MLB Players Union in Hall of Fame

Miller, first MLB union leader been enshrined in Cooperstown

Kris LaGrange's picture
Sep 09, 2021

On Wednesday, September 8th, Marvin Miller became the first labor leader to be inducted into the hallowed halls of the Baseball Hall of Fame.

Born in the Bronx and raised as a Brooklyn Dodgers fan, Miller began his union career working for the International Association of Machinists (IAM) and the United Autoworkers (UAW) before moving over to the United Steelworkers where he worked his way up to principal economic adviser and assistant to its President and took part in negotiating contracts. In 1966, with players now having a newly recognized union, Miller began visiting Spring Training camps in an effort to be brought on by the union as their first Executive Director. He was selected by the players by a vote of 489–136. Over the next two years, he worked on a CBA with the owners that were agreed to in 1968 and were the first CBA among the four major sports in the United States. That first CBA, which covered the 1968 and 1969 seasons, got the players a nearly 43% increase in the minimum salary from $7,000 to $10,000 for the season. The deal also established the arbitration process and formalized the owner-player relationship.

Perhaps Miller’s biggest achievement was ending the reserve clause and bringing free agency into sports. Before Miller and Curt Flood challenged the rule, players were owned by the team and could be traded whenever the owners wanted. Flood challenged the rule in court and declared himself a free agent, a move that essentially ended his career. However, Miller used Flood’s actions to slowly eat away at the reserve clause. First, he used arbitration to get Catfish Hunter out of his deal with the Oakland A’s after they failed the team failed to make an annuity payment that was required in Hunter’s contract. Hunter would be declared free to sign with any team and he eventually went on to sign a $3.5 million five-year deal with the Yankees. Miller then encouraged pitchers Andy Messersmith and Dave McNally to play the 1974 season without a contract. At the end of the season, they filed for arbitration and in the “Seitz decision” the players were found to have fulfilled their contract requirements and were free to sign with whichever team they wanted. This effectively killed the reserve clause, although Miller negotiated with the owners that players were only eligible for free agency after playing for six years. This was to limit the number of free agents each year and keep demand and salaries for players high.

Miller served as the Executive Director of the union for 16 years, taking the players out on strike three times as well as going through two lockouts from the owners. This aggressive style resulted in the average salary for a player going from $19,000 a year (about $153,952 in 2020 dollars) in 1966 when Miller took over to $326,000 (about $886,250 in 2020 dollars) in 1982 when he retired. Miller is credited with teaching players the basics of human capital as a commodity and that they were selling their skills to the owners, thus giving them significant power.
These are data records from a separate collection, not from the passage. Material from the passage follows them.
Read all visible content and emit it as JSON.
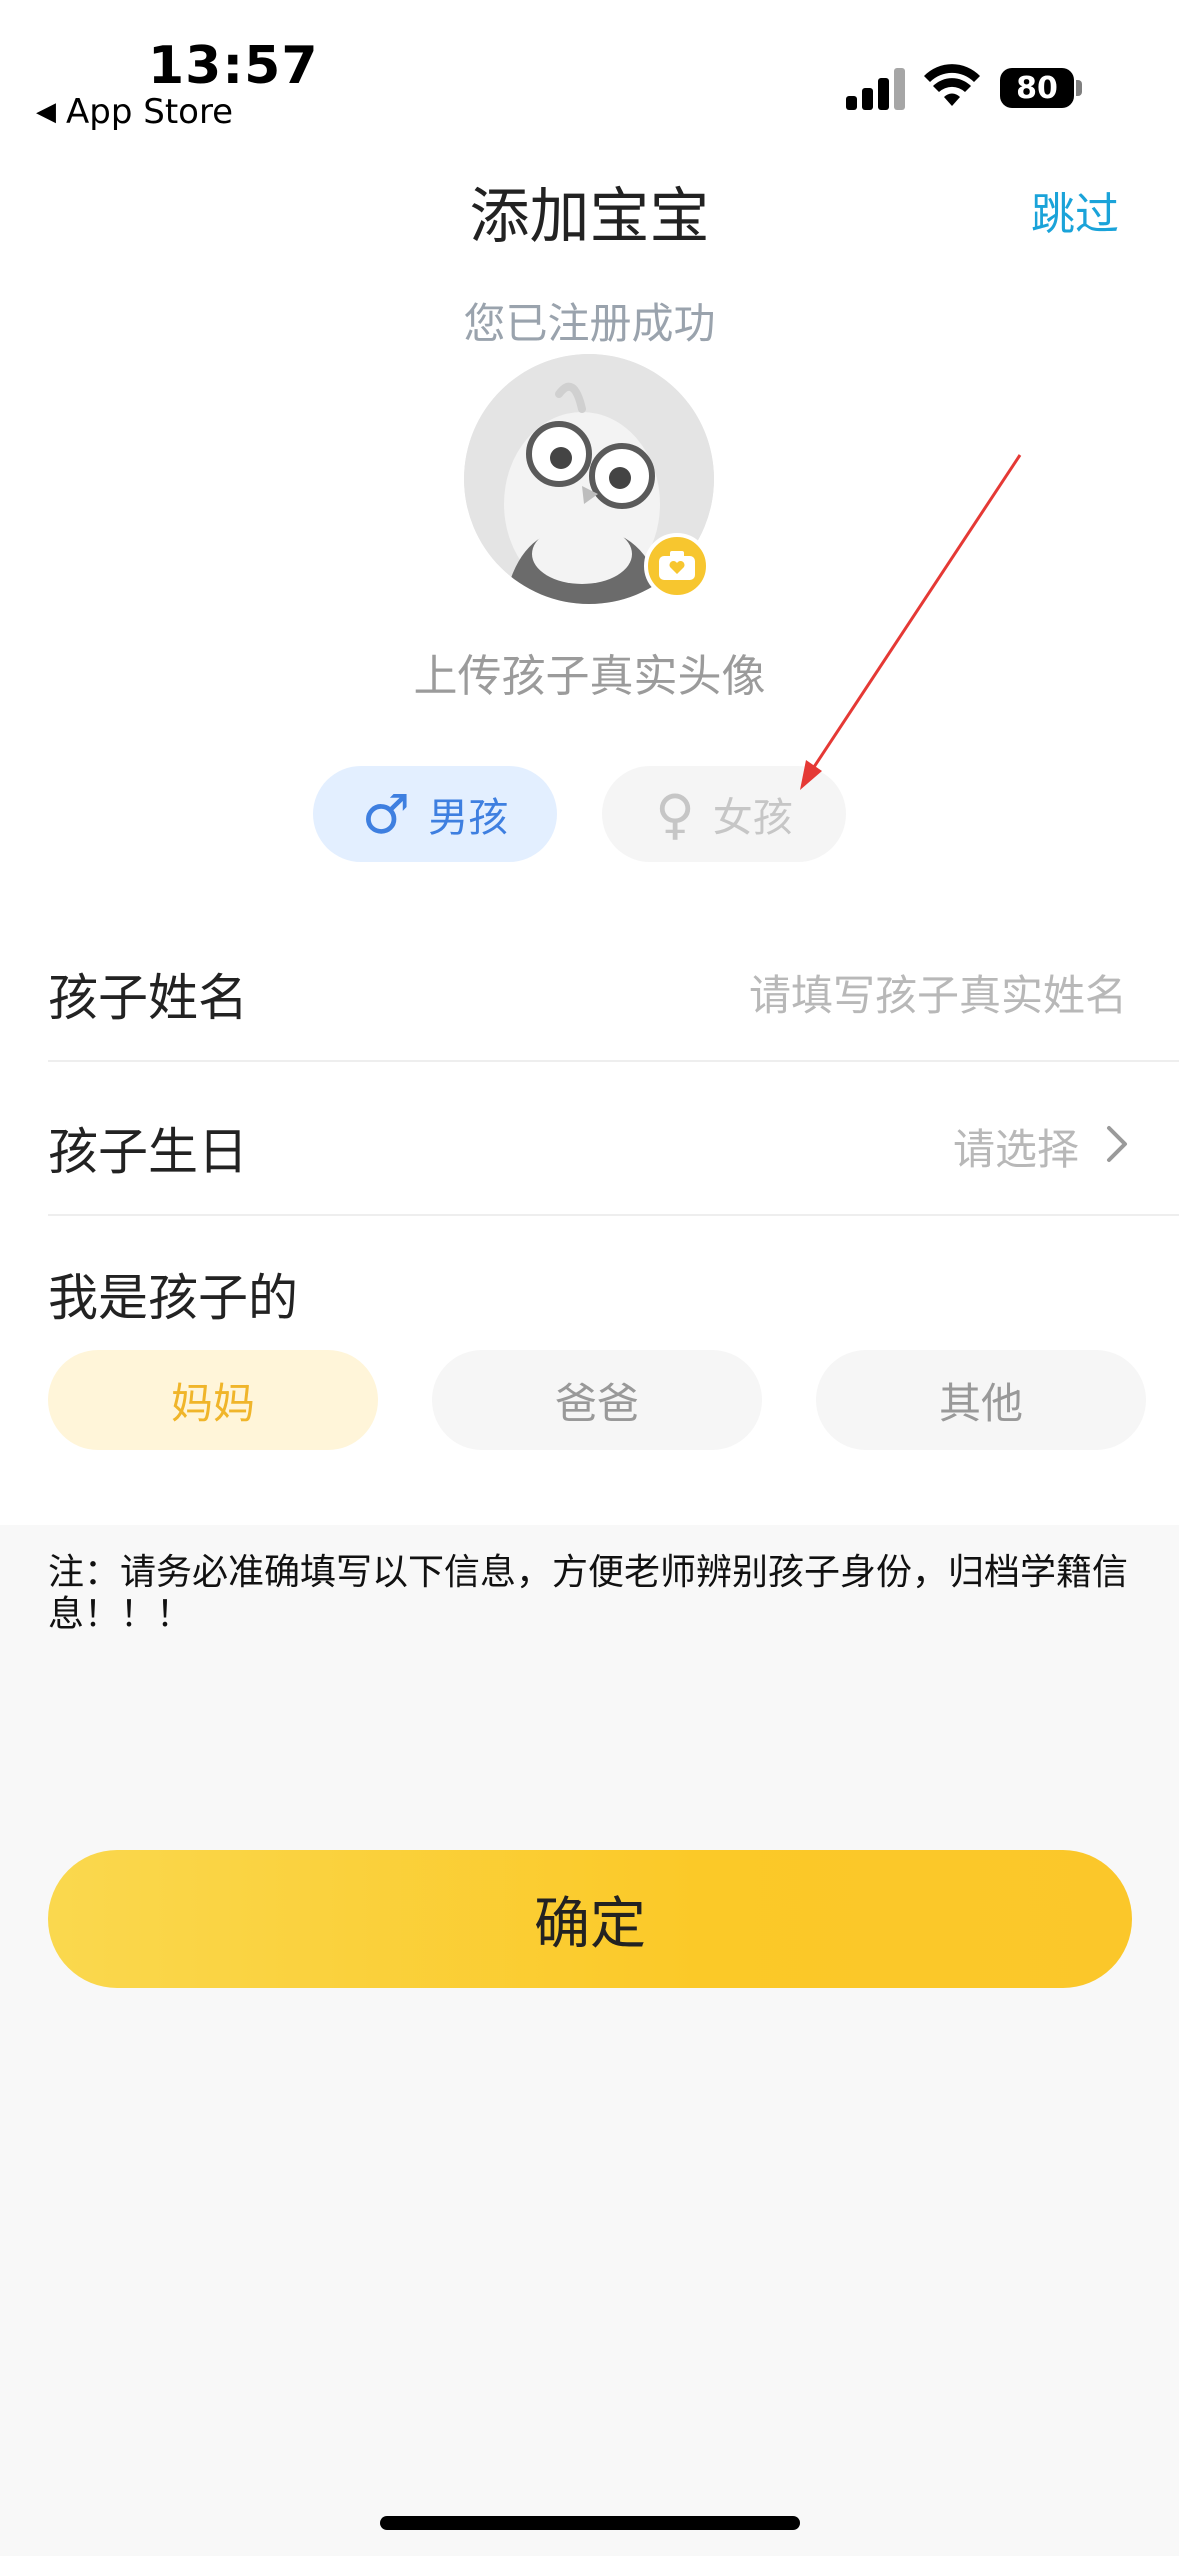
{
  "status_bar": {
    "time": "13:57",
    "back_app": "App Store",
    "back_glyph": "◀",
    "battery": "80",
    "icons": [
      "cellular-signal-icon",
      "wifi-icon",
      "battery-icon"
    ]
  },
  "header": {
    "title": "添加宝宝",
    "skip_label": "跳过",
    "subtitle": "您已注册成功"
  },
  "avatar": {
    "upload_label": "上传孩子真实头像",
    "badge_icon": "camera-icon"
  },
  "gender": {
    "boy": {
      "label": "男孩",
      "glyph": "♂",
      "selected": true
    },
    "girl": {
      "label": "女孩",
      "glyph": "♀",
      "selected": false
    }
  },
  "form": {
    "name": {
      "label": "孩子姓名",
      "placeholder": "请填写孩子真实姓名"
    },
    "birthday": {
      "label": "孩子生日",
      "value": "请选择"
    }
  },
  "relation": {
    "label": "我是孩子的",
    "options": [
      {
        "label": "妈妈",
        "selected": true
      },
      {
        "label": "爸爸",
        "selected": false
      },
      {
        "label": "其他",
        "selected": false
      }
    ]
  },
  "note": "注：请务必准确填写以下信息，方便老师辨别孩子身份，归档学籍信息！！！",
  "confirm_label": "确定",
  "colors": {
    "accent_blue": "#1aa3d9",
    "boy_blue": "#3e7fe0",
    "mom_yellow": "#f0b52a",
    "button_yellow": "#fbc928",
    "annotation_red": "#e53935"
  }
}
In a video highlighting Miller’s achievement, former MLB Player Tim McCarver credited the high salaries that players make today directly to Miller’s work.

Miller was both respected and despised by the owners on the other side of the table. "I think he's the most important baseball figure of the last 50 years,” said former MLB Commissioner Faye Vincent. “He changed not just the sport but the business of the sport permanently, and he truly emancipated the baseball player – and in the process all professional athletes. Prior to his time, they had few rights. At the moment, they control the games."

However Miller’s nemesis Bowie Kuhn, who was the commissioner throughout the 1970’s said "I began to realize we had before us an old-fashioned 19th-century trade unionist who hated management generally and the management of baseball specifically." Perhaps this was really the greatest honor Miller could have gotten from an executive who fought Miller for all those years.

Miller was inducted posthumously with Derek Jeter, Larry Walker, and Ted Simmons who played much of his career during the Miller era.

The path to Cooperstown was a long one for Miller. Consideration for him to enter the Hall of Fame began in 2000 when players like the Home Run King Hank Aaron endorsed his candidacy said "Marvin Miller should be in the Hall of Fame if the players have to break down the doors to get him in." Other players supporting him included Tom Seaver who called his exclusion a “National Disgrace” and Joe Morgan who said the Hall should apologize for not already putting him in. Yet every time his name was on the ballot, he consistently fell short. Miller was considered in the Executives category meaning that many of the same people he went toe to toe with during his career were the ones voting to keep him out. In the last years of his life, Miller even asked to be removed from consideration for the Hall saying:

“I find myself unwilling to contemplate one more rigged veteran's committee whose members are handpicked to reach a particular outcome while offering the pretense of a democratic vote,” Miller wrote in his 2008 letter to the BBWAA. “It is an insult to baseball fans, historians, sportswriters, and especially to those baseball players who sacrificed and brought the game into the 21st century.”

After this, Miller told his family that if he was ever elected that they should stay from the ceremony, a wish that his children honored on Wednesday. Instead, they watched the ceremony online as Miller’s successor Donald Fehr spoke on his behalf.

Now for the rest of eternity, Miller will sit in the hallowed halls of Cooperstown in between the plaques of the players he fought for and the executives he fought against.